Scanlan was appointed to her job in the Scottish Legal Complaints Commission by anti-booze crusader Kenny MacAskill. She wrote: "Was out on the razzle, again, last night so bit cross-eyed this morning. Please excuse any consequent gibberish."
Divorce lawyer Scanlan sent the lengthy email at 11.30am one day in November last year to watchdog chief Eileen Masterman. It was also copied to Alan Paterson, a law professor at Strathclyde University.
Campaigner Peter Cherbi, who champions legal and consumer issues, said: "This is not the sort of service the people of Scotland deserve. "It's not very good conduct for people who are supposed to be in some of the most respectable positions in the legal profession."
Scanlan was hand picked by Justice Secretary MacAskill as one of five lawyers to serve on the SLCC - a "one-stop shop" for complaints against lawyers. MacAskill plans to enforce mimimum prices for drink to combat alcoholism and drink-related problems.

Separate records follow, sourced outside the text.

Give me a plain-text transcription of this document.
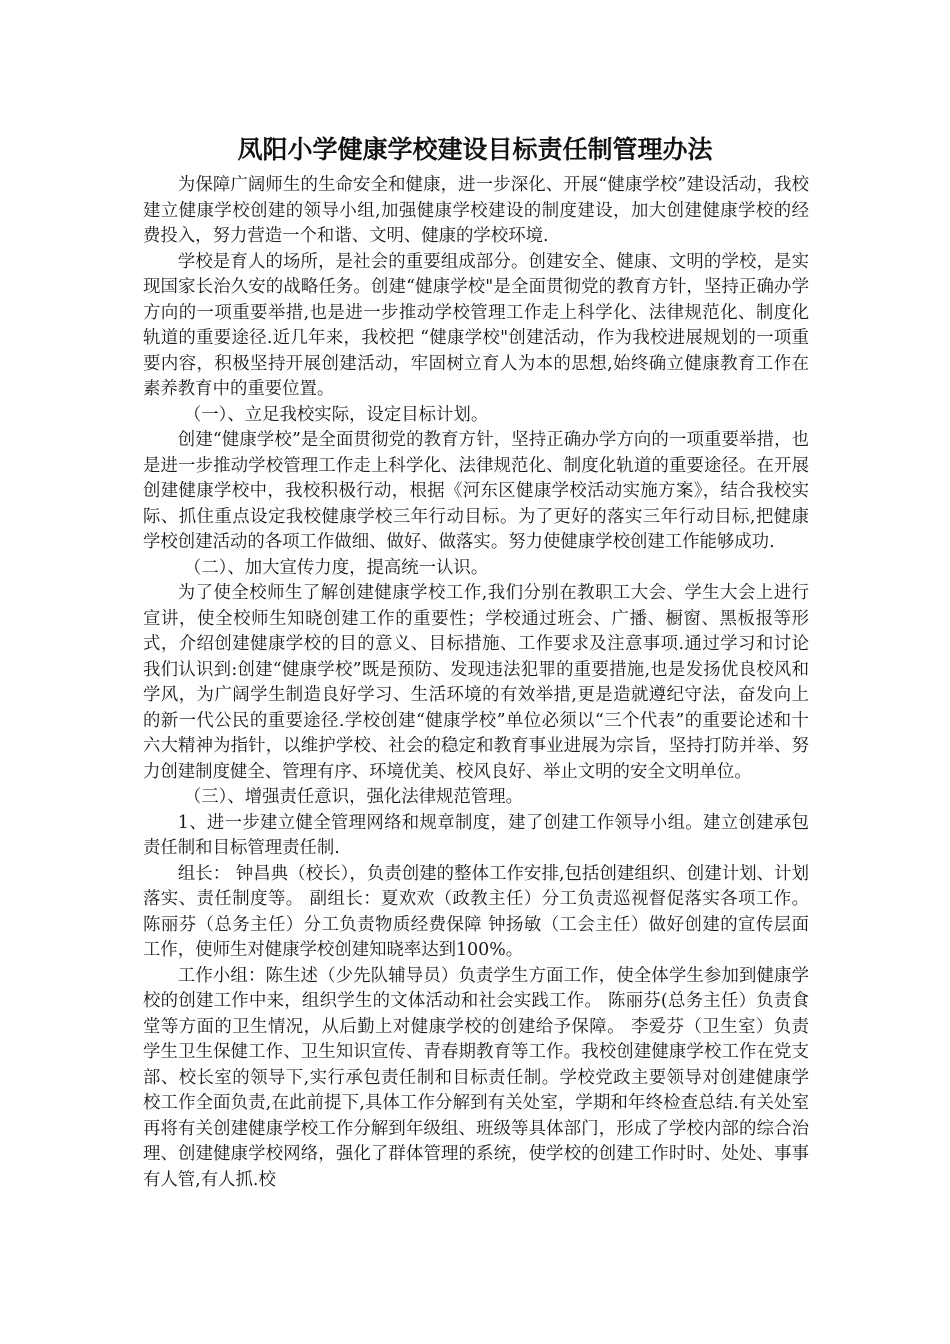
凤阳小学健康学校建设目标责任制管理办法

为保障广阔师生的生命安全和健康，进一步深化、开展“健康学校”建设活动，我校建立健康学校创建的领导小组,加强健康学校建设的制度建设，加大创建健康学校的经费投入，努力营造一个和谐、文明、健康的学校环境.

学校是育人的场所，是社会的重要组成部分。创建安全、健康、文明的学校，是实现国家长治久安的战略任务。创建“健康学校"是全面贯彻党的教育方针，坚持正确办学方向的一项重要举措,也是进一步推动学校管理工作走上科学化、法律规范化、制度化轨道的重要途径.近几年来，我校把 “健康学校"创建活动，作为我校进展规划的一项重要内容，积极坚持开展创建活动，牢固树立育人为本的思想,始终确立健康教育工作在素养教育中的重要位置。

（一）、立足我校实际，设定目标计划。

创建“健康学校”是全面贯彻党的教育方针，坚持正确办学方向的一项重要举措，也是进一步推动学校管理工作走上科学化、法律规范化、制度化轨道的重要途径。在开展创建健康学校中，我校积极行动，根据《河东区健康学校活动实施方案》，结合我校实际、抓住重点设定我校健康学校三年行动目标。为了更好的落实三年行动目标,把健康学校创建活动的各项工作做细、做好、做落实。努力使健康学校创建工作能够成功.

（二）、加大宣传力度，提高统一认识。

为了使全校师生了解创建健康学校工作,我们分别在教职工大会、学生大会上进行宣讲，使全校师生知晓创建工作的重要性；学校通过班会、广播、橱窗、黑板报等形式，介绍创建健康学校的目的意义、目标措施、工作要求及注意事项.通过学习和讨论我们认识到:创建“健康学校”既是预防、发现违法犯罪的重要措施,也是发扬优良校风和学风，为广阔学生制造良好学习、生活环境的有效举措,更是造就遵纪守法，奋发向上的新一代公民的重要途径.学校创建“健康学校”单位必须以“三个代表”的重要论述和十六大精神为指针，以维护学校、社会的稳定和教育事业进展为宗旨，坚持打防并举、努力创建制度健全、管理有序、环境优美、校风良好、举止文明的安全文明单位。

（三）、增强责任意识，强化法律规范管理。

1、进一步建立健全管理网络和规章制度，建了创建工作领导小组。建立创建承包责任制和目标管理责任制.

组长： 钟昌典（校长），负责创建的整体工作安排,包括创建组织、创建计划、计划落实、责任制度等。 副组长：夏欢欢（政教主任）分工负责巡视督促落实各项工作。 陈丽芬（总务主任）分工负责物质经费保障 钟扬敏（工会主任）做好创建的宣传层面工作，使师生对健康学校创建知晓率达到100%。

工作小组：陈生述（少先队辅导员）负责学生方面工作，使全体学生参加到健康学校的创建工作中来，组织学生的文体活动和社会实践工作。 陈丽芬(总务主任）负责食堂等方面的卫生情况，从后勤上对健康学校的创建给予保障。 李爱芬（卫生室）负责学生卫生保健工作、卫生知识宣传、青春期教育等工作。我校创建健康学校工作在党支部、校长室的领导下,实行承包责任制和目标责任制。学校党政主要领导对创建健康学校工作全面负责,在此前提下,具体工作分解到有关处室，学期和年终检查总结.有关处室再将有关创建健康学校工作分解到年级组、班级等具体部门，形成了学校内部的综合治理、创建健康学校网络，强化了群体管理的系统，使学校的创建工作时时、处处、事事有人管,有人抓.校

The SLCC was set up by the Scottish Government to "modernise the legal complaints" system and ensure gripes are resolved quickly and effectively. It was formed after complaints that self-regulation by the Law Society of Scotland often protected crooked lawyers through cronyism.
Scanlan's email - about an insurance policy to cover solicitors' mistakes and misuse of clients' cash - was released to legal reform campaigners through a Freedom of Information request. The request also released emails from Scanlan attacking outspoken legal reform group Scotland Against Crooked Lawyers.
In one email, she wrote: "I would prefer that we not give any recognition to SACL. "I do not see why we have to name them even if we are bound to engage with them. "Their website is offensive and so far as I am aware no reputable organisations has anything to do with them"
Scanlan is a specialist in family law at Glasgow-based Russells Gibson McCaffrey.
She has also tutored in family law at Glasgow Caledonian University and was deputy chair of the Scottish Legal Aid Board between 1997 and 2007. She was also director of the Legal Defence Union between 1998 and 2002. She earns £350 a day plus expenses for her work with the SLCC.
When asked about the emails, Scanlan told us: "I have nothing to say."